The gift of total acceptance.
As human beings we have a tendency to want things our own way. Our view of the world makes sense to us, and so we assume that it should make sense to everyone else. This really creates a problem when we try to assign our values and expectations on others.
As a father of two wonderful boys, I am so grateful to see them turning into young men who seem to have good values and good behaviors. I honestly think this is more a case of who they are rather than the environment they have been raised in, but there is at least one thing we’ve tried to do that may have helped.
We invested a lot of time in their youth to make sure that they knew they were loved.

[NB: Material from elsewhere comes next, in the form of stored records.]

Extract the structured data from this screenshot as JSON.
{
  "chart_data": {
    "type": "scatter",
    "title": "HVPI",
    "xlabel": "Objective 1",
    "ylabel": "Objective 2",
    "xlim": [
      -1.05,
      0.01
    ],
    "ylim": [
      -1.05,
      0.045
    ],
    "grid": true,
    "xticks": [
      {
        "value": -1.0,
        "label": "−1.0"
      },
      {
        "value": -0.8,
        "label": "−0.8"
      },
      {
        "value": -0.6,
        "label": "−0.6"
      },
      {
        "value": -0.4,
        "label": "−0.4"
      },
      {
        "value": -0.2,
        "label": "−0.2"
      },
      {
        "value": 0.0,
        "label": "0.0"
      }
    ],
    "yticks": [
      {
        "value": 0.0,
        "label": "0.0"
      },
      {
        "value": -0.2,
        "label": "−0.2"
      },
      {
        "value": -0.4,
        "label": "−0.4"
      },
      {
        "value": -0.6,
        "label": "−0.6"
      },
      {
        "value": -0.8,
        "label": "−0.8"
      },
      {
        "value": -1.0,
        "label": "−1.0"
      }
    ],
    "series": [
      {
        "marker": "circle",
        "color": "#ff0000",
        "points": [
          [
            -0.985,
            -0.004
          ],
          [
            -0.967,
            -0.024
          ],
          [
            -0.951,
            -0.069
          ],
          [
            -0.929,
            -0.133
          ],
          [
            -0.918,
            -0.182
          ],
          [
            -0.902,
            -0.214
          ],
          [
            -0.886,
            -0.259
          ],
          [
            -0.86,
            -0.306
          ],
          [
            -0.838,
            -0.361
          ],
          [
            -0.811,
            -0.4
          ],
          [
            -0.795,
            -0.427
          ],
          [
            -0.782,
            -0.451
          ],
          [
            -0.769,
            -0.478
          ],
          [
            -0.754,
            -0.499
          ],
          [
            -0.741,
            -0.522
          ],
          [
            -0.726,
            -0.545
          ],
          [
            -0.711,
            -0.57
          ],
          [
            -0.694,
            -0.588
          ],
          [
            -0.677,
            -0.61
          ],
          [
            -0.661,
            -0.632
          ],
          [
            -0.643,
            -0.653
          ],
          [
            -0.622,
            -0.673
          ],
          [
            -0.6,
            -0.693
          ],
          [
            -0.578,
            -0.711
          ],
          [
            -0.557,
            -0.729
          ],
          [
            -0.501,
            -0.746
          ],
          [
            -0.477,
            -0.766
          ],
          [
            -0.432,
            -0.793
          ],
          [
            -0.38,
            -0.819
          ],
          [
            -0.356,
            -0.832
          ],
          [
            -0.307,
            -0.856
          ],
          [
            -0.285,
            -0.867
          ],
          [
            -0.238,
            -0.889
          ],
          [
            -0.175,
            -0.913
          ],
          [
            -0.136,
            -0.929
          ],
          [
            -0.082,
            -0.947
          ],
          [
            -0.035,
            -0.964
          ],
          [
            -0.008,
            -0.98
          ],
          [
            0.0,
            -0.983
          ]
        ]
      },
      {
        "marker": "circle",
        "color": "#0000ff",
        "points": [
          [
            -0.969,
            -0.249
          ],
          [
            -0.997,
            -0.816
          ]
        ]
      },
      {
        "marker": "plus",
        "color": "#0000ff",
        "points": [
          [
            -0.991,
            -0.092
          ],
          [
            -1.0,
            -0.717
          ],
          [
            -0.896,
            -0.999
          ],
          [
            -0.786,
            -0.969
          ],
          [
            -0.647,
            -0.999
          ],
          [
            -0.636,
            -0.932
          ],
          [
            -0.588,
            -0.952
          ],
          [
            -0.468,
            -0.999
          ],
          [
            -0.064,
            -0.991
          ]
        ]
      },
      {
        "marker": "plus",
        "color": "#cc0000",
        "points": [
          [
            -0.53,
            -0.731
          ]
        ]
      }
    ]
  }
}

Not for how they acted, or the choices they made, or their good behavior, or their grades, or talents, or for any other marker that we could have chosen.
They were loved deeply, profoundly, intensely and completely because they were, not because of what they were.
Maybe it’s a lesson we learned on the 6th day of being parents, as a skilled team of healers performed open-heart surgery on my oldest son; a surgery that for a while stopped his heart.
That’s never something easy to contemplate, and still typing this makes me profoundly uncomfortable.
When that’s happening, you soon come to the realization that you want everything to be ok, but honestly, deep in your soul, you have so much love for that little child who is your world, that you’ll take whatever of him you can.
You know that you’ll strike any deal, pay any price, carry any burden and climb any mountain to have another day, and hopefully a wonderful future, with them.
Because they are. Not what they are, or who they are, but simply because they are.
When you totally accept someone, I truly believe they feel it in your interactions. Gone are any attempts to coerce them into choices you feel are ‘right’ for them.
Gone are the transactional behaviors of giving gifts that require some service or behavior, or even thanks.
You do what you do for that person, and you love them the way you love them, regardless of what they do. You accept their choices, even when you don’t agree. You accept that they have views that may run counter to yours, and you don’t try to change them.
There is no greater gift than to totally accept someone, truly, utterly and completely.
It will change your soul, and quite possibly theirs as well.